O acesso ao crédito ajuda a reduzir desigualdades, e a população negra historicamente tem mais dificuldades de obter financiamentos lembra Hebe Silva, coordenadora de Administração e Finanças do Baobá (fundo para equidade racial).
“O crédito deve ser visto como investimento social, ligado à educação financeira, para uma população que vê o dinheiro como sobrevivência”, afirma ela.
Na formulação do Ifer são usados microdados da PnadC (Pesquisa Nacional por Amostra de Domicílios Contínua), do IBGE (Instituto Brasileiro de Geografia e Estatística).
Para a análise do índice na dimensão educação é usada a variável que indica a conclusão do ensino superior, englobando também os brasileiros com pós-graduação (especialização, mestrado e doutorado).
Já o indicador de longevidade considera a idade dos participantes na data da pesquisa; o de renda, por sua vez, capta os rendimentos totais, provenientes de todas as fontes, não apenas do trabalho.
Pelos resultados, a longevidade é única área que apresenta uma tendência de piora nos últimos dez anos em nível nacional: o índice passa de -0,12, em 2012, para -0,15, em 2022.
Segundo os pesquisadores, o retrocesso sugere que as condições de vida e os determinantes sociais da saúde que afetam a longevidade não melhoraram para a população negra.
Diferentes fatores, como acesso a médicos, condições de trabalho e questões socioeconômicas mais amplas podem ter contribuído para essa tendência.
Também é possível que o índice tenha sido influenciado por algum efeito secundário da pandemia de Covid-19, que exacerbou desigualdades preexistentes.

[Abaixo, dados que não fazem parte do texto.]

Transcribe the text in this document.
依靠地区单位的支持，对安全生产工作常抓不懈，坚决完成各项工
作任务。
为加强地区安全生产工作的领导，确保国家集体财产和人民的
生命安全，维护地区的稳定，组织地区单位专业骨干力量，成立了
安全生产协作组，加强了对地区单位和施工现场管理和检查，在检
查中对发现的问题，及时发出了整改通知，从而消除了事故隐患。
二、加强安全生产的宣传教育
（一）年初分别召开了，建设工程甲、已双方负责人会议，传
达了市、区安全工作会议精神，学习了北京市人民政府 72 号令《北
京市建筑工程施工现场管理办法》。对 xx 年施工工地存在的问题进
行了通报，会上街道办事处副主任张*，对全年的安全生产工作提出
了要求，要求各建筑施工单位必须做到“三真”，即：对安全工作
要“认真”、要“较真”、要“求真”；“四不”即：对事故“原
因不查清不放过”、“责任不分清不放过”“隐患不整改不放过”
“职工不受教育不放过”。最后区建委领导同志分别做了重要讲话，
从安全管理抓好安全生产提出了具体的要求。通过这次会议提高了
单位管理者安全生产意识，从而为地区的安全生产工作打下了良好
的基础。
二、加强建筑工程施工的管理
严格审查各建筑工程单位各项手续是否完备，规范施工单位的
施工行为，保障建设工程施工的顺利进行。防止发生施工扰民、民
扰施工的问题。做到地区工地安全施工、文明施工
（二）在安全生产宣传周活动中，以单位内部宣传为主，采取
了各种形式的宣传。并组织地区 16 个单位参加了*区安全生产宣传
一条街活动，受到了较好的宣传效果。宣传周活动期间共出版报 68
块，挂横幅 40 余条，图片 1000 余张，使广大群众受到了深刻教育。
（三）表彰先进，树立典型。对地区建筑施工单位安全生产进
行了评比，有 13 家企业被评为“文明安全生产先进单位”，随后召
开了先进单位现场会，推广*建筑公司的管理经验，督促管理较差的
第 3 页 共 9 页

“O SUS é fundamental para a redução das desigualdades”, avalia Hilton Silva, da UFPA (Universidade Federal do Pará) e da UnB (Universidade de Brasília).
“O governo federal vem se empenhando, mas há dificuldade em implementar políticas. O racismo ainda é tabu na ponta do atendimento e há dificuldade em percebê-lo como um determinante social de saúde.”